【本の感想】エーリッヒ・フロム『愛するということ』

本の感想 エーリッヒ・フロム『愛するということ』

エーリッヒ・フロム(Erich Seligmann Fromm)『愛するということ』(Die Kunst des Liebens)は、愛は技術であるので、学習が必要であると説き、愛の論理と愛の実践について論を展開していきます。

そもそも、人の実存は他からばらばらに分離されたものであるから、人には、これを克服したいという欲求がある。これは、愛による他との融合=合一をもって成就するのだと、と述べます。ここで興味深いのは、現代資本主義の個性を失った平等との違いです。これは合一ではなく同一を意味するとしています。確かに、画一的であることが、孤独を癒すことにはならないことは理解できます。支配や所有ではなく、あるがままひとつになるというのは、人の本質としての理想なのかもしれません。

自分個人についていえば、愛を意思の行為ととらえ、活動的に与え、生命を他にゆだねる決断の行為とするのは、対象を限定すると可能とは思います。が、他を愛するといえるなら、他を通し世界を愛し、自分自身を愛するといえなければならない、となるとかなりハードルが高いですね。 

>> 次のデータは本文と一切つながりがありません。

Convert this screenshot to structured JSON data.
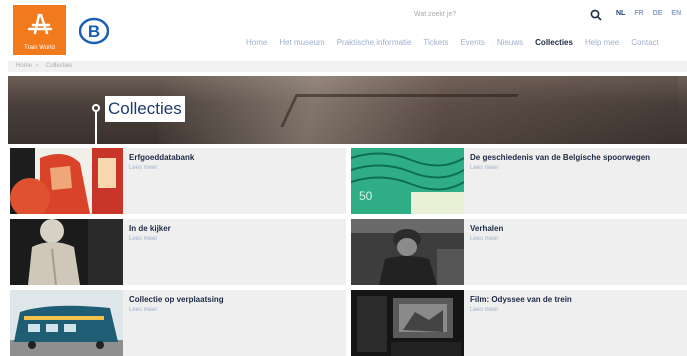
{
  "header": {
    "logo_text": "Train World",
    "search_placeholder": "Wat zoekt je?",
    "languages": [
      "NL",
      "FR",
      "DE",
      "EN"
    ],
    "active_language": "NL",
    "nav": [
      "Home",
      "Het museum",
      "Praktische informatie",
      "Tickets",
      "Events",
      "Nieuws",
      "Collecties",
      "Help mee",
      "Contact"
    ],
    "active_nav": "Collecties"
  },
  "breadcrumb": [
    "Home",
    "Collecties"
  ],
  "hero": {
    "title": "Collecties"
  },
  "cards": [
    {
      "title": "Erfgoeddatabank",
      "link": "Lees meer"
    },
    {
      "title": "De geschiedenis van de Belgische spoorwegen",
      "link": "Lees meer"
    },
    {
      "title": "In de kijker",
      "link": "Lees meer"
    },
    {
      "title": "Verhalen",
      "link": "Lees meer"
    },
    {
      "title": "Collectie op verplaatsing",
      "link": "Lees meer"
    },
    {
      "title": "Film: Odyssee van de trein",
      "link": "Lees meer"
    }
  ],
  "colors": {
    "brand_orange": "#f07a1c",
    "nav_dark": "#1e2a44",
    "link_blue": "#9fb0cc",
    "sncb_blue": "#1a5fb4"
  }
}
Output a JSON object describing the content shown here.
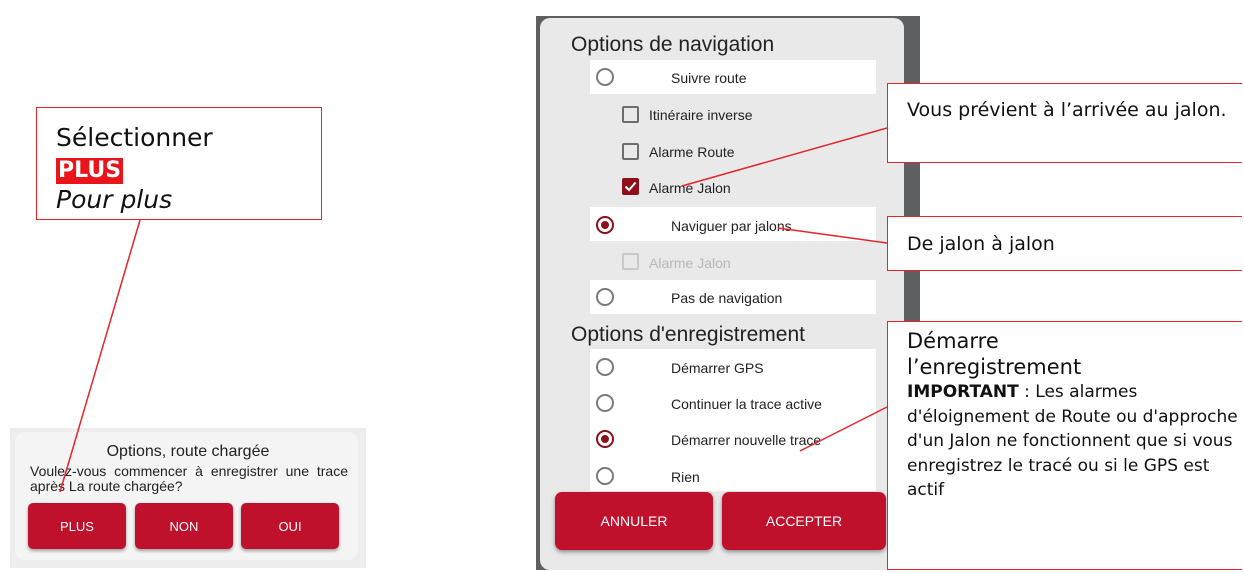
{
  "left_callout": {
    "line1": "Sélectionner",
    "highlight": "PLUS",
    "line3": "Pour plus"
  },
  "small_dialog": {
    "title": "Options, route chargée",
    "message": "Voulez-vous commencer à enregistrer une trace après La route chargée?",
    "buttons": [
      "PLUS",
      "NON",
      "OUI"
    ]
  },
  "nav_dialog": {
    "nav_title": "Options de navigation",
    "nav_items": [
      {
        "label": "Suivre route",
        "type": "radio",
        "checked": false
      },
      {
        "label": "Itinéraire inverse",
        "type": "checkbox",
        "checked": false
      },
      {
        "label": "Alarme Route",
        "type": "checkbox",
        "checked": false
      },
      {
        "label": "Alarme Jalon",
        "type": "checkbox",
        "checked": true
      },
      {
        "label": "Naviguer par jalons",
        "type": "radio",
        "checked": true
      },
      {
        "label": "Alarme Jalon",
        "type": "checkbox",
        "checked": false,
        "disabled": true
      },
      {
        "label": "Pas de navigation",
        "type": "radio",
        "checked": false
      }
    ],
    "rec_title": "Options d'enregistrement",
    "rec_items": [
      {
        "label": "Démarrer GPS",
        "checked": false
      },
      {
        "label": "Continuer la trace active",
        "checked": false
      },
      {
        "label": "Démarrer nouvelle trace",
        "checked": true
      },
      {
        "label": "Rien",
        "checked": false
      }
    ],
    "cancel_label": "ANNULER",
    "accept_label": "ACCEPTER"
  },
  "right_callouts": {
    "c1": "Vous prévient à l’arrivée au jalon.",
    "c2": "De jalon à jalon",
    "c3_line1": "Démarre",
    "c3_line2": "l’enregistrement",
    "c3_important": "IMPORTANT",
    "c3_body": " : Les alarmes d'éloignement de Route ou d'approche d'un Jalon ne fonctionnent que si vous enregistrez le tracé ou si le GPS est actif"
  },
  "colors": {
    "accent_red": "#c0112c",
    "dark_red": "#8d0f1b",
    "callout_border": "#e3262b"
  }
}
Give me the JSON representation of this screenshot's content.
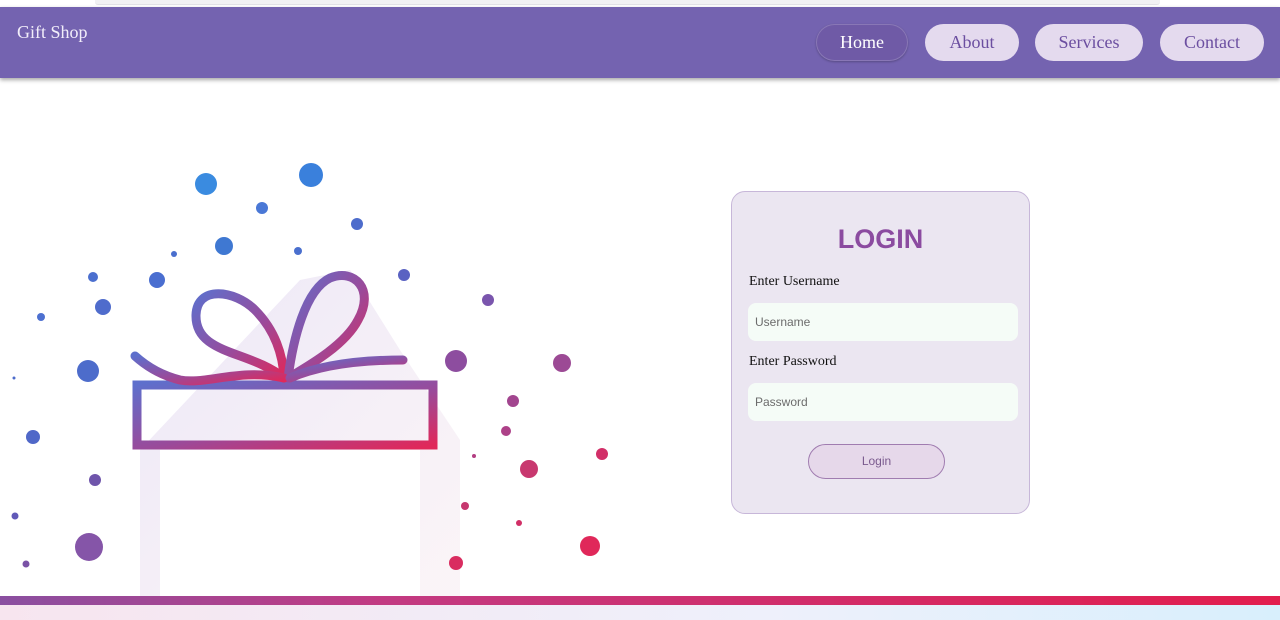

愛の実践の中では、謙虚と客観性、理性の発達の必要性が述べられます。また、人間の存在の条件として、自分自身の愛を信頼し、他の中に愛を生ずる能力への信念をあげています。う~む。まったくできていない自分に気づきます。

最後に著者は、我々の全社会的および経済的組織が各人の利益の追求にもとづいており、資本主義の原理と愛の原理は相容れないとの認識を示します。震災以降の日本では、著者のいう愛の実践を報道として目にすることがあります。このようなときこそ、愛による他との合一人によって、困難を乗り切っていくすべが人には残されているのでしょう。こんな現代だからこそ、心に響く本でした。

神への愛は、頭で理解はできても、いまいちピンとこないんですよねぇ。